For much more information on building perl -- for example, on how to change the default installation directory -- see INSTALL .
make test on MachTen This test may fail when first run after building perl. It does not fail subsequently. The cause is unknown.
Test 257 fails due to a failure to warn about attempts to read from a filehandle which is a duplicate of stdout when stdout is attached to a pipe. The output of the test contains a block comment which discusses a different failure, not applicable to MachTen.

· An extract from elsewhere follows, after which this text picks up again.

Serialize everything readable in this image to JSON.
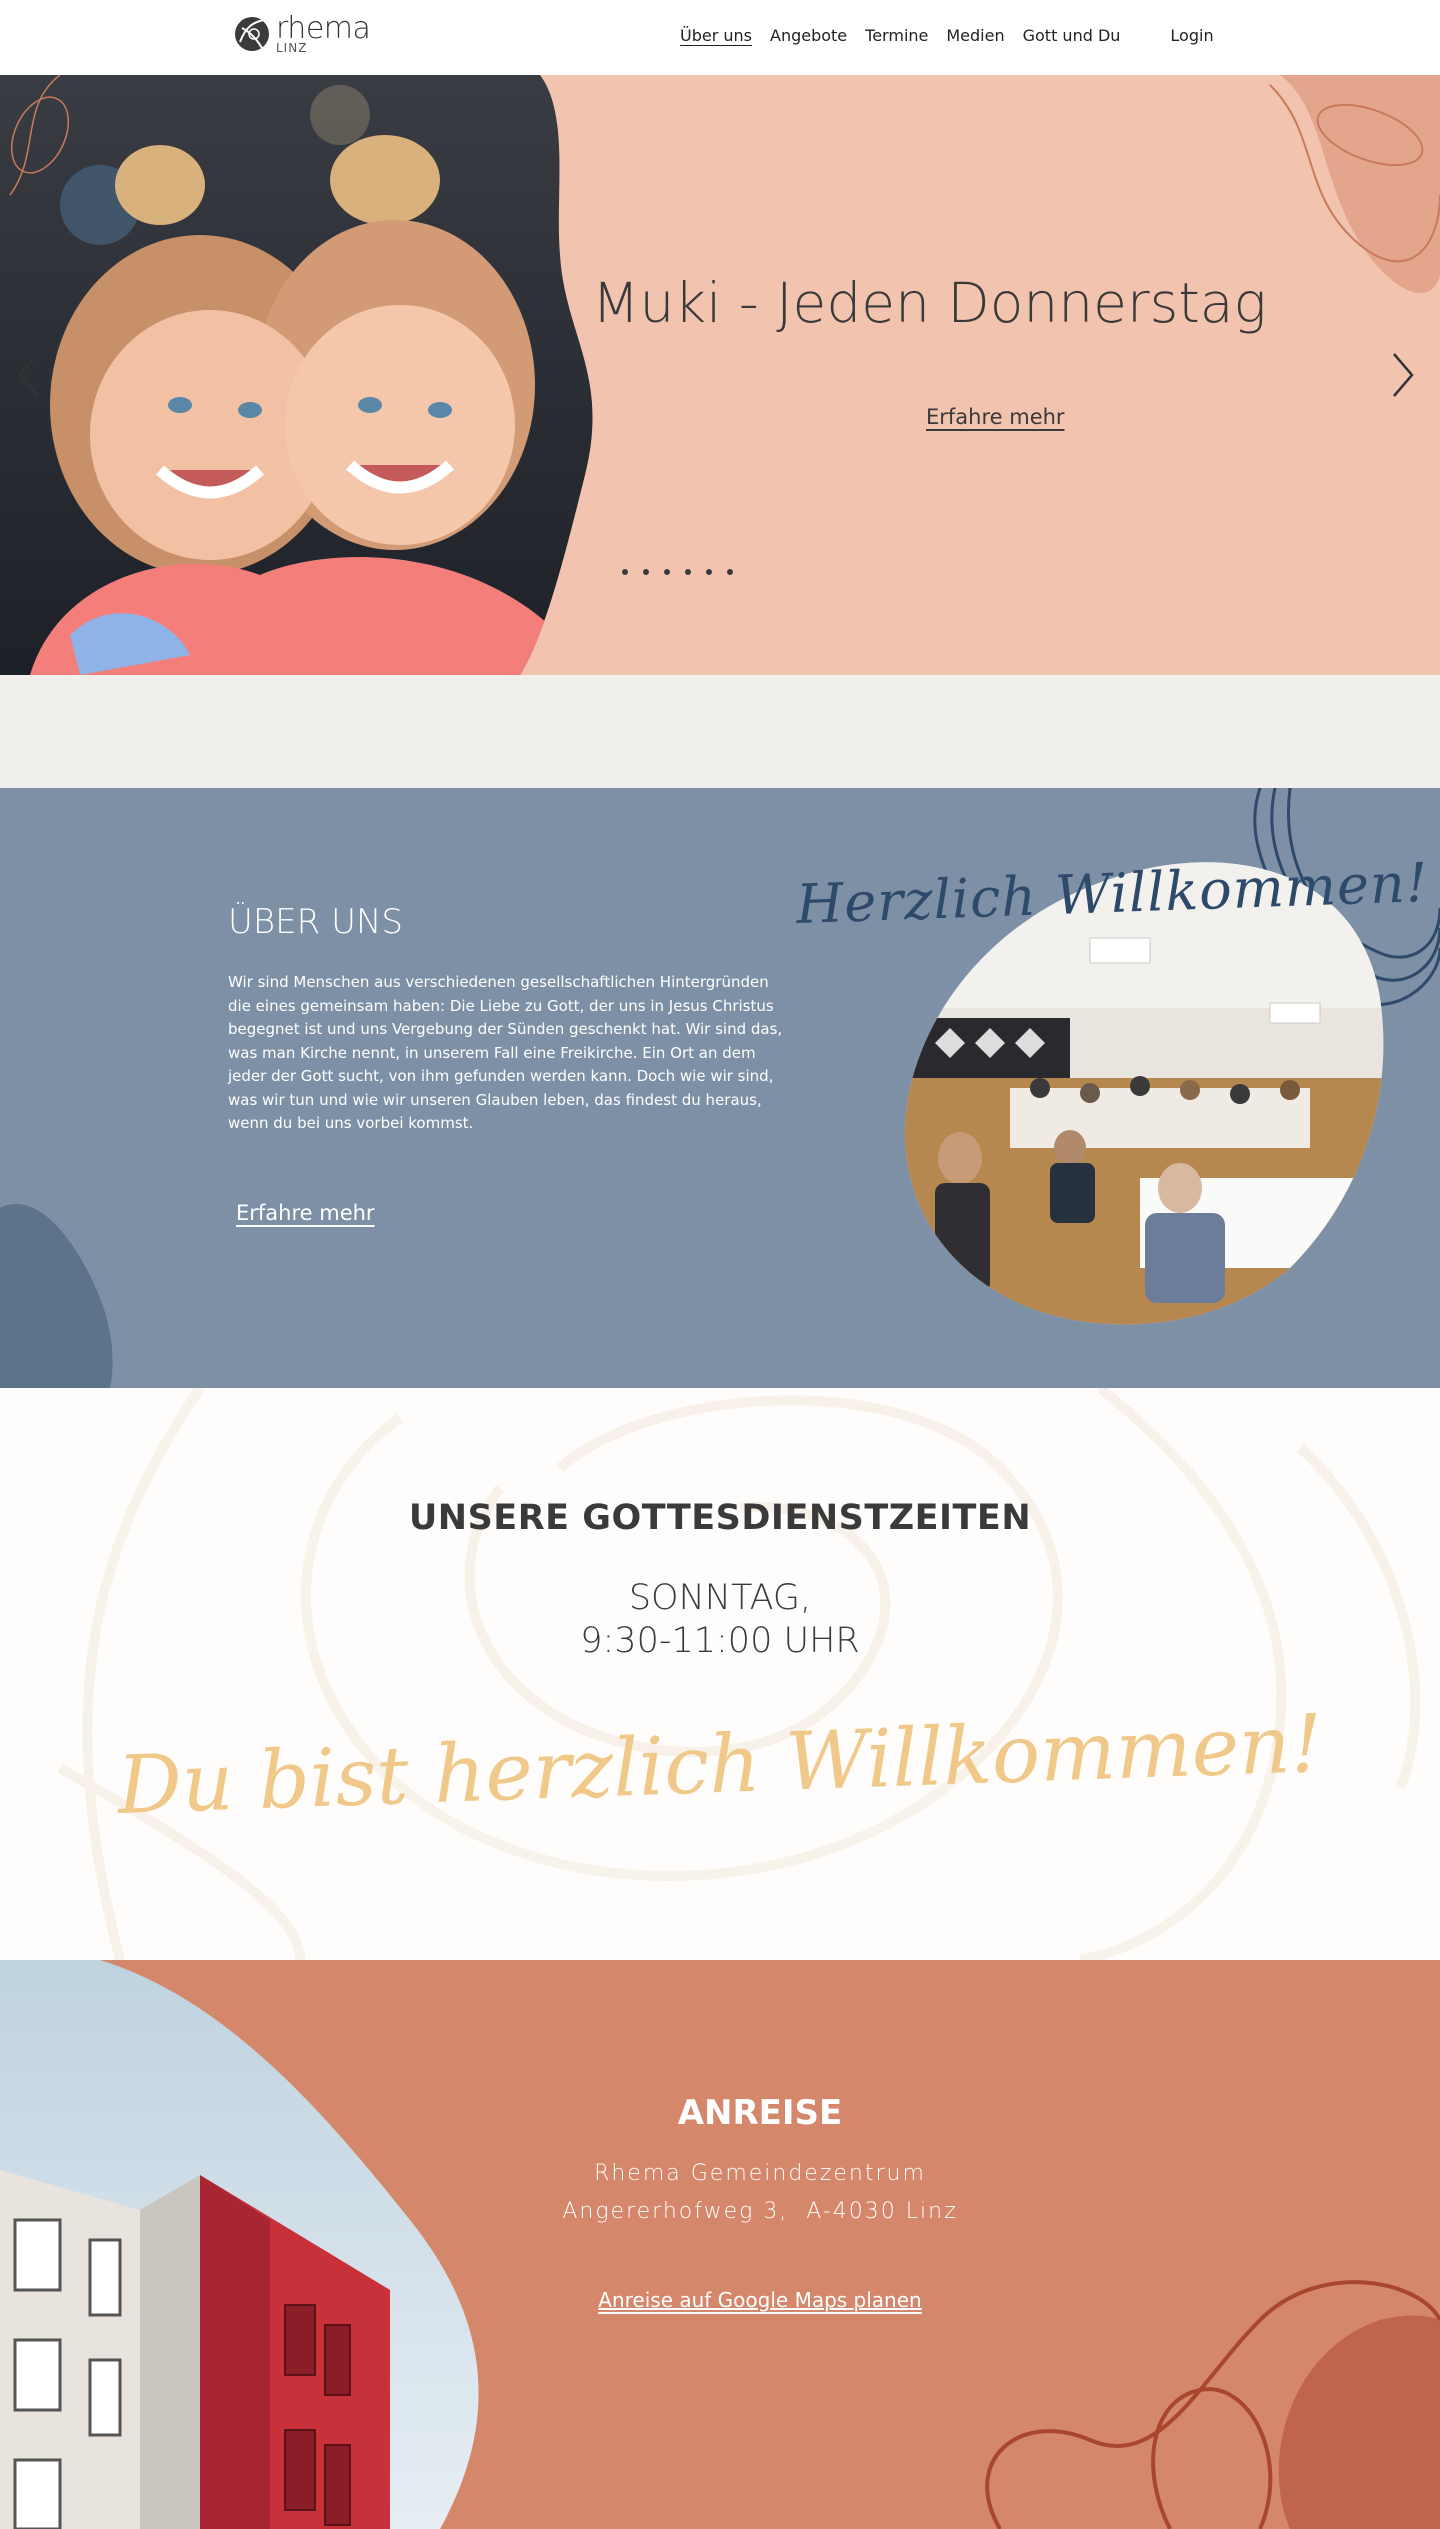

The root of the problem is that Machten does not assign a file type to either end of a pipe (see stat?), resulting, among other things in Perl's -p test failing on file descriptors belonging to pipes. As a result, perl becomes confused, and the test for reading from a write-only file fails. I am reluctant to patch perl to get around this, as it's clearly an OS bug (about which Tenon has been informed), and limited in its effect on practical Perl programs.
install Bundle::CPAN . When installing a bundle -- a group of modules which together achieve some particular purpose, the installation process for later modules in the bundle tends to assume that earlier modules have been fully installed and are available for use. This is not true on a statically-linked system for earlier modules which contain XS code. As a result the installation of the bundle fails. The work-around is not to install the bundle as a one-shot operation, but instead to see what modules it contains, and install these one-at-a-time by hand in the order given.